We’re led into this challenging gospel by the first reading from the prophet Jeremiah, “You duped me, O Lord, and I let myself be duped.” Sometimes it’s translated, “You have seduced me, Lord, and I’ve let myself be seduced.” These are both softenings of the original text. What Jeremiah is really saying is closer to, “You have raped me, God, and I have let myself be raped.”
Jeremiah seems to be saying, “I set out on this journey with you that I thought would be wonderful and consoling and gratifying and self-promoting; instead it’s turned out to be a life with an awful lot of suffering. I don’t know why I ever followed you!”
This lament prepares us for the gospel. Today’s gospel reading is quite a reversal from last week’s, an earlier part of Matthew 16 where Jesus is praising Peter, “You are a rock, Peter. You’re the leader. You’ve got the keys of the Kingdom of Heaven. You did it right.” You can just see Peter strutting around with immense self-confidence, thinking, “I’m the best.”
And now, just a few verses later, the infallible pope shows himself, in fact, to be very fallible when Jesus goes so far as to call Peter a devil. How can one who got it so right now get it so wrong? Well, I hope that is comforting, because it’s true of all of us – both sides can coexist in the same person.
I was ordained in Rome in the great basilica of St. Peter: there, written in Latin and Greek around the top of the cupola, it says, “Thou are Peter, and upon this rock I will build my church.” This is as it should be, but I wonder why there wasn’t a second ring of words saying, “Get behind me, Satan! You are an obstacle to me. You are thinking not as God does, but as human beings do,” as it says in Matthew today. We acknowledge the positive, but we conveniently forget the negative – it’s human nature, I guess.
When we start on our journey toward God, maybe we don’t realize it, but the motivation is almost all about ourselves. I’m reflecting on my own spiritual life journey. During high school, at Seattle Prep, I’m buying my eternal fire insurance policy. I’m looking for personal advancement toward heaven. This isn’t love of God yet. It’s very well-disguised self-interest. I’m not really in it for God. I’m in it for myself, but it takes a while in the seminary to recognize that.
That’s why Jesus says it so strongly and I put it on my book shelf in Rome: “If you don’t lose your life, if you’re in this to gain your life, you haven’t yet understood what I’m talking about. You’re missing the point.” Jesus isn’t saying this just to Peter or to myself. He’s speaking to all who seek to follow him.
We start the journey largely out of self-interest, taking care of ourselves while thinking we’re worshiping God. But we’re doing the “work of the devil,” as it were, precisely because it is passing for love of God, but it isn’t. Whoever wishes to save their own life must lose it, because it’s still all about “me” and my private gateway to heaven. It’s not about God, truth, love, others, or the bigger world.
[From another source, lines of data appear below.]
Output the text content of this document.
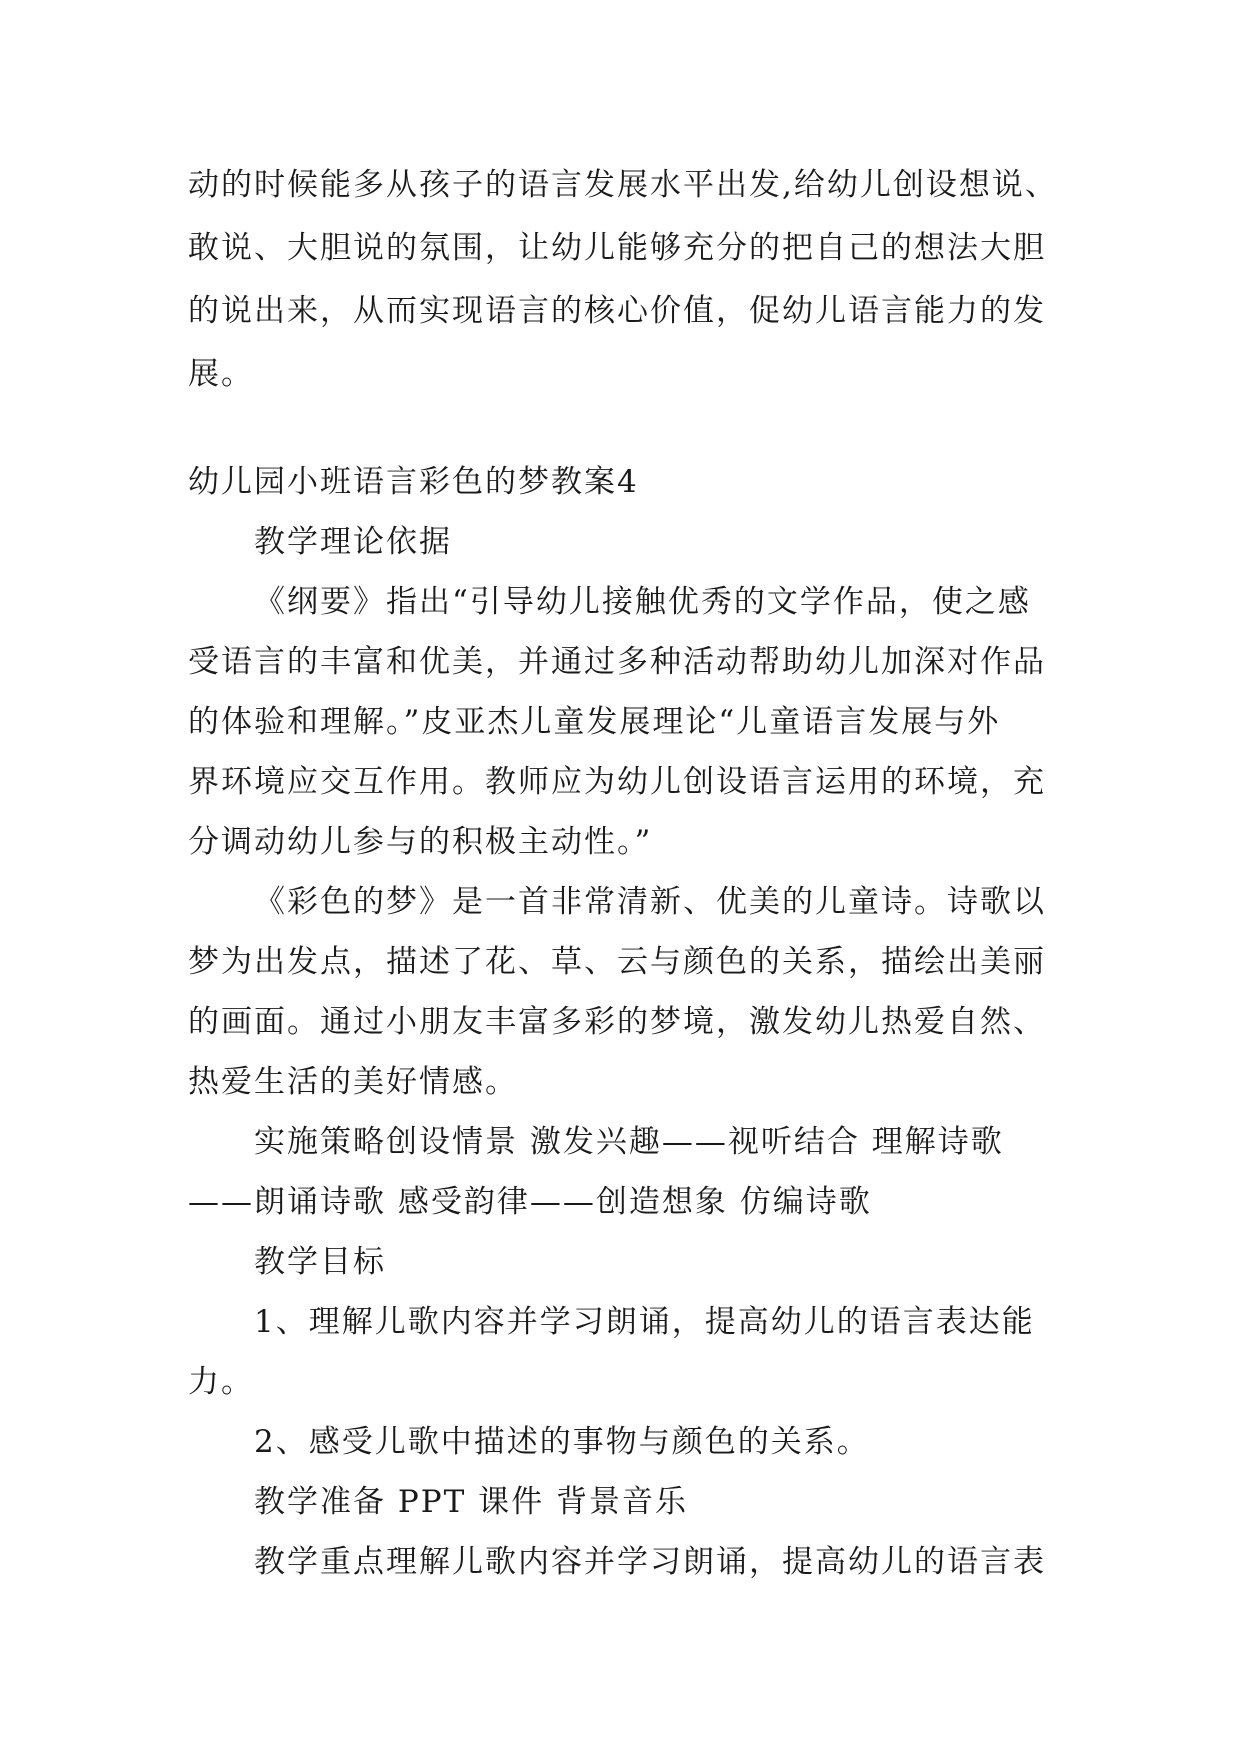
动的时候能多从孩子的语言发展水平出发,给幼儿创设想说、

敢说、大胆说的氛围，让幼儿能够充分的把自己的想法大胆

的说出来，从而实现语言的核心价值，促幼儿语言能力的发

展。

幼儿园小班语言彩色的梦教案4

教学理论依据

《纲要》指出“引导幼儿接触优秀的文学作品，使之感

受语言的丰富和优美，并通过多种活动帮助幼儿加深对作品

的体验和理解。”皮亚杰儿童发展理论“儿童语言发展与外

界环境应交互作用。教师应为幼儿创设语言运用的环境，充

分调动幼儿参与的积极主动性。”

《彩色的梦》是一首非常清新、优美的儿童诗。诗歌以

梦为出发点，描述了花、草、云与颜色的关系，描绘出美丽

的画面。通过小朋友丰富多彩的梦境，激发幼儿热爱自然、

热爱生活的美好情感。

实施策略创设情景 激发兴趣——视听结合 理解诗歌

——朗诵诗歌 感受韵律——创造想象 仿编诗歌

教学目标

1、理解儿歌内容并学习朗诵，提高幼儿的语言表达能

力。

2、感受儿歌中描述的事物与颜色的关系。

教学准备 PPT 课件 背景音乐

教学重点理解儿歌内容并学习朗诵，提高幼儿的语言表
How could such smallness be God’s great salvation? Why would that show any transformation, which is what the second reading talks about? “Be transformed by the renewal of your mind.” This is Peter’s moment of initiation, when he turns from earlier, selfish motivations to being drawn by actual desire for God and God’s big picture.
It’s probably the ultimate challenge, a complete reversal of direction for each of us when somewhere in the middle of life we have to ask the question, “Why am I doing what I’m doing? Why am I coming here for Mass on Sunday? Does God need me to come to church?” I don’t think so. God is doing quite well without you and without me, and yet it’s God who invites us into this great assembly.
We’re really not coming here for God. We’re here, I believe, for ourselves, to find out what life’s all about. What does it all mean? It’s we who have to change. It’s we who have to reverse direction and recognize that it’s in letting go of what we think is our identity that we actually find our true self. That’s the great paradox.
Let me say it plainly: our lives are not about ourselves. We are one little instance of this mystery of life that’s been going on for billions of years. All we can do is surrender to that Mystery that is larger than ourselves, bigger than me, more wonderful than me, and which will draw me forward, almost in spite of myself. Despite our struggles, we are persistent, especially in our search for God.
St. Benedict says in the Rule that seeking God is often “harsh and bitter.” All we can do is trust it and allow it and suffer it, and surely enjoy it too. Being holy and being real always go together. It’s not a matter of doing it right, it’s a matter of “doing it!” It is a matter of letting go and losing who we think we are, to fall into who we really are, and always will be. Amen? Amen.